Pour changer de la traditionnelle collecte de fonds, l’opération a été financée par la vente d’objets de décoration, fabriqués à partir de matériaux recyclables par le collectif Les petites abeilles. Ces objets ont ensuite été vendus lors de différentes manifestations telles que la fête des vendanges, le marché de Noël et ont financé l’achat de véhicules pour les enfants.
• Puy-de-Dôme : À quoi jouais-tu quand tu étais enfant ? / 104 adhérents – 756 habitants
Ce projet a pour objectif de transformer la fête du 14 juillet en un moment de rencontre entre toutes les générations. Un travail en amont a été réalisé en partenariat avec la bibliothèque autour du jeu et du jouet afin de préparer des animations sur ce thème à cette occasion. Un après-midi de jeux a réuni tout le monde dans la salle de l’école, avec en parallèle l’organisation d’une activité pétanque sur la place du village. L’affiche de la journée du 14 juillet a fait l’objet d’un travail de groupe par les enfants des écoles.
• Pyrénées-Atlantiques : Le verger du château / 38 adhérents – 230 habitants
La mobilisation des bénévoles vise à sauvegarder les essences fruitières anciennes grâce à la plantation de 21 arbres fruitiers, un travail collectif qui a fédéré plusieurs associations ainsi que des écoles maternelles et primaires de sorte que tous les habitants ont pu en profiter. Cette action s’inscrit dans le cadre d’une requalification des espaces publics par la commune. Elle contribue également au bien-être, encourageant la consommation de fruits frais et la création de liens autour de la nature entre seniors et enfants.
• Savoie : Bien-être et harmonie / 123 adhérents – 680 habitants
Des activités de découverte de nouvelles techniques de bien-être facilement utilisables par les habitants sont mises en place par les bénévoles : diététique, récolte de sève de bouleau, fabrication de tisanes de jardins, connaissance de la flore médicinale, fabrication de produits d’entretien naturels, aromathérapie, réflexologie plantaire, pastoralisme, utilisation des produits de la ruche… Elles sont facilitées grâce à l’environnement riche en ressources naturelles de la région.

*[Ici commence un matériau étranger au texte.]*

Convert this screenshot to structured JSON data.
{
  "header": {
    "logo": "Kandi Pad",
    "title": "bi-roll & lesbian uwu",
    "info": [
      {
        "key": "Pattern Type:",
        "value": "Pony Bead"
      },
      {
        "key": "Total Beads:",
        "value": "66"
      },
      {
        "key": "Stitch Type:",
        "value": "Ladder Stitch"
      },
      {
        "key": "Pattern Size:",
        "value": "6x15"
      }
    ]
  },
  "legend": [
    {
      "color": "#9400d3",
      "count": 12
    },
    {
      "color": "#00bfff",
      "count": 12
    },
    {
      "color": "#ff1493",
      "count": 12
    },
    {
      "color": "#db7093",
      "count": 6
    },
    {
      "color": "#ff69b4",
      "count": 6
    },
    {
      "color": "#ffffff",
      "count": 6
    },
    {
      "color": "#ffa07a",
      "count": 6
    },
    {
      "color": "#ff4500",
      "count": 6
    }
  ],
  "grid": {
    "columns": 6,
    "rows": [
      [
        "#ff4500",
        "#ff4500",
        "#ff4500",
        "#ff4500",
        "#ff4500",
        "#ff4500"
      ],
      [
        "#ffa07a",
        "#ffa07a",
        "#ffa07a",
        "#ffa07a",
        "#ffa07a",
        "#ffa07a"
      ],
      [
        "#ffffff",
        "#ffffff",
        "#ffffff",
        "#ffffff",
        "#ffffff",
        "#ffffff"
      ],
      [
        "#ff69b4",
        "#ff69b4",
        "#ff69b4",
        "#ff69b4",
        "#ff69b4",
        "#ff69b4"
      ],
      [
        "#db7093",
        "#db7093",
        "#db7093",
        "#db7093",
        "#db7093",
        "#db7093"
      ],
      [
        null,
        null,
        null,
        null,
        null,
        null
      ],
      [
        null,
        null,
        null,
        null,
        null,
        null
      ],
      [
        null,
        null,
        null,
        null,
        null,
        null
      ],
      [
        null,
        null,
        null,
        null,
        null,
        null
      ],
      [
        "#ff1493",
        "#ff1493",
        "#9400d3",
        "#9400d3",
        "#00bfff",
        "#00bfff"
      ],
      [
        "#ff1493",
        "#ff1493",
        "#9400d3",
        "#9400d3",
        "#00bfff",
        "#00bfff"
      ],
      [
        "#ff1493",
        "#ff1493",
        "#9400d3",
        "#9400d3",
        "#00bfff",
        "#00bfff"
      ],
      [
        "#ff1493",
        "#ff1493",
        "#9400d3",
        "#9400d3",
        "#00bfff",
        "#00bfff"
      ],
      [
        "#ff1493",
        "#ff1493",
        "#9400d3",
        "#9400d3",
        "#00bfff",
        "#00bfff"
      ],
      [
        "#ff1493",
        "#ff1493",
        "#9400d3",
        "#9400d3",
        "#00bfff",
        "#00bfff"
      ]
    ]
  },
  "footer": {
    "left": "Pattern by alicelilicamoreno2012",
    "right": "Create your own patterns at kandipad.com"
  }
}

Ce projet allie découverte en commun de nouvelles pratiques autour du bien-être et amélioration de la qualité de vie des habitants. L’initiative est très populaire, notamment auprès des jeunes, en quête d’activités de ce type.
• Haute-Vienne : Folklore et générations / 74 adhérents – 2 063 habitants
Avec ses ateliers hebdomadaires de danse ouverts aux parents et aux enfants, le projet a relevé haut la main son pari : faire découvrir le folklore local et intégrer enfants et adultes autour d’une activité commune. La préparation d’un spectacle de danse qui nécessite adaptation, écoute et respect de l’autre, valorise tous les participants autour d’une activité ludique et artistique.